From 1964 to 1975 a group of dissident Yugoslav Marxist intellectuals collaborated on, and identified themselves with, the philosophical journal Praxis. In the early 1950s, inspired by the official Yugoslav critique of the Soviet Union and a relaxed cultural atmosphere, they began to develop a radical interpretation of Marxian theory. These writers maintained that concepts appearing in Marx’s early philosophical writings, especially praxis and alienation, formed the lifelong basis for his work of social criticism and remain applicable to all social formations.
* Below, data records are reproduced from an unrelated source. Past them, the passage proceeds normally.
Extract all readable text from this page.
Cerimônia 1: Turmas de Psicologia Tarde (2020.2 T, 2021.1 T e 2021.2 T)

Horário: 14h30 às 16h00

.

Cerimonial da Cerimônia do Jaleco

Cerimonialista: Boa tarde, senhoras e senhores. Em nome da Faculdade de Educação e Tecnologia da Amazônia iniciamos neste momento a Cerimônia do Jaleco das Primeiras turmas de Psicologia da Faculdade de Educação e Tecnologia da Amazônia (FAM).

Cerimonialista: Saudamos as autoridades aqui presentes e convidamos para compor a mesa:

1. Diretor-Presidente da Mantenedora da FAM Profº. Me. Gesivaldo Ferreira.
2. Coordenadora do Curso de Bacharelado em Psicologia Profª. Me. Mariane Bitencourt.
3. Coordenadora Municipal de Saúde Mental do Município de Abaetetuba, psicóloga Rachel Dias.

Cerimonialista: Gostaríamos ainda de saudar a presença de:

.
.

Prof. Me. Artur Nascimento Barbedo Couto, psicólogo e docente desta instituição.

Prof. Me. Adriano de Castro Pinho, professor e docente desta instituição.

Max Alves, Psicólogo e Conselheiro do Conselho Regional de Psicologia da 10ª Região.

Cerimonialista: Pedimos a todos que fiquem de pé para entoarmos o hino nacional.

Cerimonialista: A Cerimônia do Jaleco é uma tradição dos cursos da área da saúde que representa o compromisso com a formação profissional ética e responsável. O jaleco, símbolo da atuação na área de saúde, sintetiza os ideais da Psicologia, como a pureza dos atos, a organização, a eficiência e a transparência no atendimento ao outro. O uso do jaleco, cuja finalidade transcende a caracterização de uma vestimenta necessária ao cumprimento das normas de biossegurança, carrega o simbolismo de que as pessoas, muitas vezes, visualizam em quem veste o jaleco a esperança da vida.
The author examines the philosophical assumptions of the Praxis writers and the manner in which they applied these theories to an outspoken, yet thoroughly Marxist, critique of contemporary socialist systems. The relatively progressive Yugoslav system of workers’ self-management, which has been viewed by orthodox Marxists of the Soviet bloc as a revisionist departure from Marxist-Leninist norms, is subjected to particularly close analysis by the Praxis Marxists; through their eyes, the achievements and failures of contemporary socialism are presented with clarity and force.
The author also describes how the Praxis heresy within a heresy brought its advocates into often intense conflict with Yugoslav authorities and how the group’s fate was influenced by many of the major events of postwar Yugoslav history. Most dramatically, the recent crackdown on dissident activity resulted in the closing of Praxis itself and the ouster of eight of its contributors from Belgrade University in early 1975. Sher contends that the most important source of friction between Praxis and the League of Communists was the latter’s perception that in its attempt to institutionalize Marxist criticism on the fringes of Party life, Praxis represented a direct challenge to the Party’s ideological dominance and hence political viability.
The study thus contributes to an in-depth understanding of the political dynamics of present-day Yugoslavia and presents a timely prognosis for its future, as Yugoslavia prepares for life after Tito. It is also an important contribution to the literature of dissident movements in Eastern Europe and to our growing awareness of the struggle for human rights in the world today.